Y sigo con otro Walsh. Como atípico western que se nutre de la moda del psicoanálisis,
Perseguido tiene un protagonista de orígenes inciertos y acosado por una mala suerte con mucho de maldición, torturado por un trauma de infancia que vuelve a modo de recuerdos atormentadores cuyo significado no logra discernir y que condicionan su forma de ser; pasiva, insensible, con la sensación de vivir falsamente una vida que no le pertenece. Mitchum hace un papel inexpresivo del que logra extraer los matices, el carácter misterioso del héroe de una tragedia griega o shakespeariana; lo que la película es en el fondo si se la despoja de todo, incluyendo sus ropajes del lejano oeste, ya tardío (caballos, pistolas, tierras, casas de apuestas, en una pequeña población de Nuevo México) y de cine negro (el ambiente, las sombras, la fatalidad).
Los personajes caminan ciegos sin ser conscientes de las fuerzas oscuras que les mueven, personificadas en una presencia que mete cizaña y hace lo imposible por quitarse de en medio a quien más odia. Odio y amor extremos y a un paso uno del otro, un escenario que retorna, como la violencia, donde todo se consumará. Los pecados de los padres repercutiendo en quienes vienen después de ellos. La película adquiere un tono fantasmagórico desde el principio, con un plano con efecto de transparencia, y ni se molesta en ocultarlo, remitiendo incluso a un imaginario gótico, con esa pretendida boda funesta. O una entrañable escena familiar, con una caja de música y un perro, que resulta tan almibarada como extrañamente tristona.

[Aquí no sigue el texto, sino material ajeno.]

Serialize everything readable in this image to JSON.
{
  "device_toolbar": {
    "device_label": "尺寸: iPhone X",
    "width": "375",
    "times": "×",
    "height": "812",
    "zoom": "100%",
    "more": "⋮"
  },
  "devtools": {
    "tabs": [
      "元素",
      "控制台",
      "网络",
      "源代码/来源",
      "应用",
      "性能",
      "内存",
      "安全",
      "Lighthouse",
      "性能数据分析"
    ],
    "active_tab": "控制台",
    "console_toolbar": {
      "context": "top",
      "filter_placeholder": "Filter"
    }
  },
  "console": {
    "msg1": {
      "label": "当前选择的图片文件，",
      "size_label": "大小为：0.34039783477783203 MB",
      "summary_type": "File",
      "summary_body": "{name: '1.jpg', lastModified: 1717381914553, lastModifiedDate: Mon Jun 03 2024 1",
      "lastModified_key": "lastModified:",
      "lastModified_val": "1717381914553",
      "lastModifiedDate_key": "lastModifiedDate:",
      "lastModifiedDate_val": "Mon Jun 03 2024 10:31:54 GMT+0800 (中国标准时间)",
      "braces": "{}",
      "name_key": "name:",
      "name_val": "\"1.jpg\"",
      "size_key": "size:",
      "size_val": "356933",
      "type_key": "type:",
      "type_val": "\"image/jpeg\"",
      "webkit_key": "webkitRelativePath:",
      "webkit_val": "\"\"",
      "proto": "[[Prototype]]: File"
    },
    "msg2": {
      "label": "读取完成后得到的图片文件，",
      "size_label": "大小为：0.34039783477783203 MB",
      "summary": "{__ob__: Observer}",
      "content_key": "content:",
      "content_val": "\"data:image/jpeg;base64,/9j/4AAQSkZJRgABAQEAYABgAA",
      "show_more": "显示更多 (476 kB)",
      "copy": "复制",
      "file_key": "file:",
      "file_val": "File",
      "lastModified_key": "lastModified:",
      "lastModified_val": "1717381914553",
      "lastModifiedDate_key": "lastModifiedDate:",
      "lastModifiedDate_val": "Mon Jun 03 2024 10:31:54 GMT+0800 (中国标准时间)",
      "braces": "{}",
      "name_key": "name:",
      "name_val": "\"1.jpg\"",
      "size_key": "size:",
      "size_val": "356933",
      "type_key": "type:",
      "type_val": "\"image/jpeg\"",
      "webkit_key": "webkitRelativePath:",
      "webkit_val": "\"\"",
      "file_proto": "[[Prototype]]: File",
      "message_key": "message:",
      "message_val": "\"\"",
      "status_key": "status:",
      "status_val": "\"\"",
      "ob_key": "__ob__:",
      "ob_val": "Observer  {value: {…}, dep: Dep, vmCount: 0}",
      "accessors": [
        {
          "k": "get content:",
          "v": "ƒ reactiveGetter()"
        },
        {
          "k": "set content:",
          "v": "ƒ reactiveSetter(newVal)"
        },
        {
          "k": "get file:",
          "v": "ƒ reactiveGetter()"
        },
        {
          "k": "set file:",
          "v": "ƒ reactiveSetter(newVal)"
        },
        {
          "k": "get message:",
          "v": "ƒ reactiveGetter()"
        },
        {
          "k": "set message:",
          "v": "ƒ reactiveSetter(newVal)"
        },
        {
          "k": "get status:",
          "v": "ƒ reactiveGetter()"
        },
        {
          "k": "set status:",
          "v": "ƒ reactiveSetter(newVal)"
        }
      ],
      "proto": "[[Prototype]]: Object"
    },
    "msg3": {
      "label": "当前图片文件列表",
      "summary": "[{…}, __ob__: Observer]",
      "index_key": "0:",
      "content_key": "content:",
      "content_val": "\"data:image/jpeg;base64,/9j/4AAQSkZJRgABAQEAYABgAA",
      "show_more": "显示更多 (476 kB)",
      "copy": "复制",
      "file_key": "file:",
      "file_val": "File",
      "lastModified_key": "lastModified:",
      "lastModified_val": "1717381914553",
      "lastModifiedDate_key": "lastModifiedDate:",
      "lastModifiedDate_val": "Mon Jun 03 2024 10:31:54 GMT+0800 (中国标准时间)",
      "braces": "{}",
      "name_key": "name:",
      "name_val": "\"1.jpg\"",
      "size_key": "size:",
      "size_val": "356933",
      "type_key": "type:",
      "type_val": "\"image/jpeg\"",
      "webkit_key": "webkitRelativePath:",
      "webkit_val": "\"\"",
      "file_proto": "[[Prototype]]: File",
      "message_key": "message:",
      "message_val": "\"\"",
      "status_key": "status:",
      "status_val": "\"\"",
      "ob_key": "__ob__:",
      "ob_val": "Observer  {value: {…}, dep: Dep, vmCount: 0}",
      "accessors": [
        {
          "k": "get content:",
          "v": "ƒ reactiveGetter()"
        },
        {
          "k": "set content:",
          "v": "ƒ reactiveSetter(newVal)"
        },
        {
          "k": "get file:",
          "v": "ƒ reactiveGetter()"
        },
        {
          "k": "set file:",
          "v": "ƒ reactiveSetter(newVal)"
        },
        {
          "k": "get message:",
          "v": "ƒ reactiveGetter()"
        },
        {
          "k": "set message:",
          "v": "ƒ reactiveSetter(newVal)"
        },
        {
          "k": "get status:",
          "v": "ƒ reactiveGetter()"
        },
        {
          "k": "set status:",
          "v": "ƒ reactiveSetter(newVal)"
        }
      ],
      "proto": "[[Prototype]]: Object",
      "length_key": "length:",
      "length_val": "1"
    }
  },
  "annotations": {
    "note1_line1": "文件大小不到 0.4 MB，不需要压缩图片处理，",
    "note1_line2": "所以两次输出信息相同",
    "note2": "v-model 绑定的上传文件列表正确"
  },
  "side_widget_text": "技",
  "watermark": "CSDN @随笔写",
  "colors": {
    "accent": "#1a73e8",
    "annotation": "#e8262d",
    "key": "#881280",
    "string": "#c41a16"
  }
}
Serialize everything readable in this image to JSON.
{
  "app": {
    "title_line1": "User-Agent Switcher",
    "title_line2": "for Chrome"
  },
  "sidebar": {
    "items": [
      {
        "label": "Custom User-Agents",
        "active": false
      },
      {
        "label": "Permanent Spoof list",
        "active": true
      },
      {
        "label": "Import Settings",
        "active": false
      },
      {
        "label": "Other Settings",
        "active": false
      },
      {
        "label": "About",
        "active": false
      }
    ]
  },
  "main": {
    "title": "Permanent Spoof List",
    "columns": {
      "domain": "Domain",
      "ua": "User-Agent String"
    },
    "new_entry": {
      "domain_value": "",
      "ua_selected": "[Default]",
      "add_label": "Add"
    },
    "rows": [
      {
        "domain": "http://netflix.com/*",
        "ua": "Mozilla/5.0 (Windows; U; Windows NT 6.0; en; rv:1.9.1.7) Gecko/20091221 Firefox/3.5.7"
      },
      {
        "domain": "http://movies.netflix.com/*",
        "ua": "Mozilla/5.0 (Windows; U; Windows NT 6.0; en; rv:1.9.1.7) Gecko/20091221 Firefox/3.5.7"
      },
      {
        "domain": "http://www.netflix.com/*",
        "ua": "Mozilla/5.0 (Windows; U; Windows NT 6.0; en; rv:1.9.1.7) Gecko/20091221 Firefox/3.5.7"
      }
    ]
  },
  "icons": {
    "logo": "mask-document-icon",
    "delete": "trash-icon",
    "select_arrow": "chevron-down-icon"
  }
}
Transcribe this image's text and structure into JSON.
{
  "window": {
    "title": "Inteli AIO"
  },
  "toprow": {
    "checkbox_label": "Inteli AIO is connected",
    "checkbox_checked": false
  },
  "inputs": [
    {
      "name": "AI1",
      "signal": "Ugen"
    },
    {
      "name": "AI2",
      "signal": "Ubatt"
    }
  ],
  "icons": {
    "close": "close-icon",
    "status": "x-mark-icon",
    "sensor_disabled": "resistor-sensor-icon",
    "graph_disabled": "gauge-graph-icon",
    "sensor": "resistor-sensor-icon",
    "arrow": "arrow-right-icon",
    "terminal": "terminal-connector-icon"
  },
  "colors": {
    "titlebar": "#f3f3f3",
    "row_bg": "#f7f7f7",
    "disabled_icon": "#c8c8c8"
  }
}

Musicote de Steiner, muy reconocible en su motivo principal teñido de romanticismo y que acompaña incansable a estos individuos disfuncionales, que a veces parece que están locos o son idiotas. Un detalle curioso es el de la guerra de EEUU contra España, que en pocas películas (que me suena a mí, al menos) suele tener presencia. El expresionismo de un apartado visual muy estilizado, con lucimiento de las secuencias más puramente físicas (como la de Mitchum escabulléndose sigilosamente de la casa) corresponde a unos seres humanos perseguidos por sus propias sombras, tan densas como el relato. La construcción cuidadosa de un guion donde nos encontramos igual de perdidos que los protagonistas, tan sólo intuyendo lo que ocurrió, deja para el final la resolución del enigma, con ese pasado imposible de dejar atrás por mucho que se intente, en continua tensión con un futuro que lucha por abrirse paso; adopta para ello una estructura en forma de gran flashback “confesional” que puede resultar artificiosa y que es en sí misma un gran cliché noir; el de la memoria borrosa, por cierto, lo sería para el giallo. Afrontar ese destino, dándolo todo, sin secretos y sin mentiras, poniendo fin al resentimiento y permitiendo empezar de nuevo, es la conclusión esperanzadora y romántica; es el amor (levemente incestuoso) y no los ocultamientos ni la vergüenza, lo que permite librarse de tan siniestras ataduras… la horca, sin ir más lejos, permite interpretar algo que no se nos dice claramente (¿suicidio?).